Daneben versuchte der Redner mit weiteren möglichst martialisch oder mythisch klingenden Sätzen, eine Opferbereitschaft heraufzubeschwören. „Der Hass“ als Gefühl werde laut Bender zu Unrecht als etwas Schlechtes angesehen. Es sei eine Regung des Instinktes und Willensäußerung. Es sei notwendig, „die Feinde der Freiheit unsere Volkes hassen“ zu können, denn nur so lasse sich der Wille zu deren Bekämpfung aufbringen. Wer nicht hassen könne, so Bender, sei gezähmt. Die Ahnen hätten „es gelernt, die Widersacher, Verräter und Vernichter unserer Volkes aus tiefster Seele hassen zu können“ und sie zu „diesen befreienden Taten befähigt“. Wer nicht für Volk streite wolle, verdiene das Leben nicht, so Bender.
Nordische Widerstandsbewegung klebte verbotene Rune ab
An dem „Trauermarsch“ in der vom III. Weg sogenannten Märtyrerstadt, eine Anspielung auf Rudolf Hess, nahmen auch wieder Neonazis aus dem Ausland teil. Besonders begrüßt wurden Teilnehmer aus Ungarn und aus Norwegen. Der III. Weg hat in den letzten Jahren seine Beziehungen zur Nordischen Widerstandsbewegung (NMR) intensiviert. Erst kürzlich scheiterte eine deutsche Delegation beim Versuch, an einem größeren Aufmarsch in Schweden teilzunehmen. Bei den Demonstrationen in Würzburg und Gera sprachen Vertreter des NMR aus Schweden.
In Wunsiedel trat der Vertreter der norwegischen Sektion, Hakon Forwald, bei der Zwischenkundgebung ans Mikro. Gedenkveranstaltungen sollten keinen nostalgischen Charakter haben, sondern immer zum Kampf auffordern, so der norwegische Kader. Die NMR gilt laut der taz als aktivste und gewaltbereiteste Neonazi-Gruppierung Skandinaviens.
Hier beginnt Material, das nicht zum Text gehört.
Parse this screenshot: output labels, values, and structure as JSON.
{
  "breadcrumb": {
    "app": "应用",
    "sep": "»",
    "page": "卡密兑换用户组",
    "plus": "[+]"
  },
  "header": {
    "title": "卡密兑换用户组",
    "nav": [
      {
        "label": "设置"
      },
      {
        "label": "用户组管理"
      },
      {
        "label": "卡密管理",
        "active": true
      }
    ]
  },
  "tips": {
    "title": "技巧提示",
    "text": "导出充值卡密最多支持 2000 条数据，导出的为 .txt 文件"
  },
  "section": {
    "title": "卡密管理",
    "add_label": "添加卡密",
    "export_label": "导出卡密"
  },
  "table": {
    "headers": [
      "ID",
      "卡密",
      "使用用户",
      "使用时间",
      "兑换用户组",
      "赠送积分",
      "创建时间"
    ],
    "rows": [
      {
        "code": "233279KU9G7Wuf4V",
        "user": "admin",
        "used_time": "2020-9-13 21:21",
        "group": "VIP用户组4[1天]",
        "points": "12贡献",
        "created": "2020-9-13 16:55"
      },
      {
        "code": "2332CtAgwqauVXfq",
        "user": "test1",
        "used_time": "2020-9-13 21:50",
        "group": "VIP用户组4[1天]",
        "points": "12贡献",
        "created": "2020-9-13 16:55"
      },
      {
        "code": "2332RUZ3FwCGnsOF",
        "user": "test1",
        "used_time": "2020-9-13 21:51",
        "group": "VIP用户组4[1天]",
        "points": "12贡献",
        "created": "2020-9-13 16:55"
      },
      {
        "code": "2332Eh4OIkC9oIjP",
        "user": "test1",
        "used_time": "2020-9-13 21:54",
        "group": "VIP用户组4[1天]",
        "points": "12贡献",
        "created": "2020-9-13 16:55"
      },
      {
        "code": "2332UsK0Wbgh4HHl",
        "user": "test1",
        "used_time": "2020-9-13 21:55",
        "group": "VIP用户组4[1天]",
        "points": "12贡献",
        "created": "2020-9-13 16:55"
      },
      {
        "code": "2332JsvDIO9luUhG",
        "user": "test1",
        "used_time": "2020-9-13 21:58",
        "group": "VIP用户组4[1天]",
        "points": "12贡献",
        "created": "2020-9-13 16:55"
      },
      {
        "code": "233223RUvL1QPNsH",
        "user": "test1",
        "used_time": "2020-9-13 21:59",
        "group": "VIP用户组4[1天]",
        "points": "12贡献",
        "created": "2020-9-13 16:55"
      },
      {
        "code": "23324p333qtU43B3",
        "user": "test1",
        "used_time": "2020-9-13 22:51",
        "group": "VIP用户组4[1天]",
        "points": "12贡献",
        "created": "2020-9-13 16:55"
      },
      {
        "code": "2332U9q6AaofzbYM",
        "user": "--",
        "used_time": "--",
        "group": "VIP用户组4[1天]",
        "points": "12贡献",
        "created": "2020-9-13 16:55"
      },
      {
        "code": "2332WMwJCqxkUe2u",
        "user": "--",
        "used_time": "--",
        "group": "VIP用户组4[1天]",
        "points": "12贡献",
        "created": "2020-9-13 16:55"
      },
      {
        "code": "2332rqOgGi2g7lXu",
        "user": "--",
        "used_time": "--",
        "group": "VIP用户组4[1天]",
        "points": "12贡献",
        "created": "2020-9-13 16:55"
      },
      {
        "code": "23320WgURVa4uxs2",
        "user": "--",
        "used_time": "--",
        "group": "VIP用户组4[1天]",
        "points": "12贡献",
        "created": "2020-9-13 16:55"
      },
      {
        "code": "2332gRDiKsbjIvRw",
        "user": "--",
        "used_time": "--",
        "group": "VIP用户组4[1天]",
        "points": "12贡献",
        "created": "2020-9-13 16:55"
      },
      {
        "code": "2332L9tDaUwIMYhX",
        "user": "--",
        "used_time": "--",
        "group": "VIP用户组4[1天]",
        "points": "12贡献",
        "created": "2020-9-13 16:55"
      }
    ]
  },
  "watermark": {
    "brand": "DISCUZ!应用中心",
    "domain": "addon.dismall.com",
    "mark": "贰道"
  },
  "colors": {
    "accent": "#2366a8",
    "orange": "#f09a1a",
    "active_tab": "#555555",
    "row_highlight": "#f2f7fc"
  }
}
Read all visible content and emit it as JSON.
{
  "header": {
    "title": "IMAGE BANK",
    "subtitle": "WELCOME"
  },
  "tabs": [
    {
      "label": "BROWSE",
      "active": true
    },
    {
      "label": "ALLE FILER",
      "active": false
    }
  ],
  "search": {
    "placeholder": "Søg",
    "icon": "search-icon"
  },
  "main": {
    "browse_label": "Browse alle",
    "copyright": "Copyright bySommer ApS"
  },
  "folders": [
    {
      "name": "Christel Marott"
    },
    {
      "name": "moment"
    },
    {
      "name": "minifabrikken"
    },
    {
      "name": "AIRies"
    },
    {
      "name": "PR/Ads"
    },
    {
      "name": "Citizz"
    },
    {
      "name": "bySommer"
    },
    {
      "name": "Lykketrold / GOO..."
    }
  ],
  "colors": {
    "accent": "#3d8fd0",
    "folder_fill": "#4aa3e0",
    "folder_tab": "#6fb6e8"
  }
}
Im Sommer dieses Jahres wurden drei Männer, die Mitglieder der NMR waren, zu langjährigen Haftstrafen verurteilt, weil sie Bombenanschläge auf Flüchtlingsunterkünfte und das Buchcafé einer Gewerkschaft verübt hatten. In Deutschland drohte der NMR bislang nur durch ihr Organisationszeichen, der Tyr-Rune, Ärger. In Wunsiedel wurde das Zeichen, soweit beobachtet, von allen abgeklebt.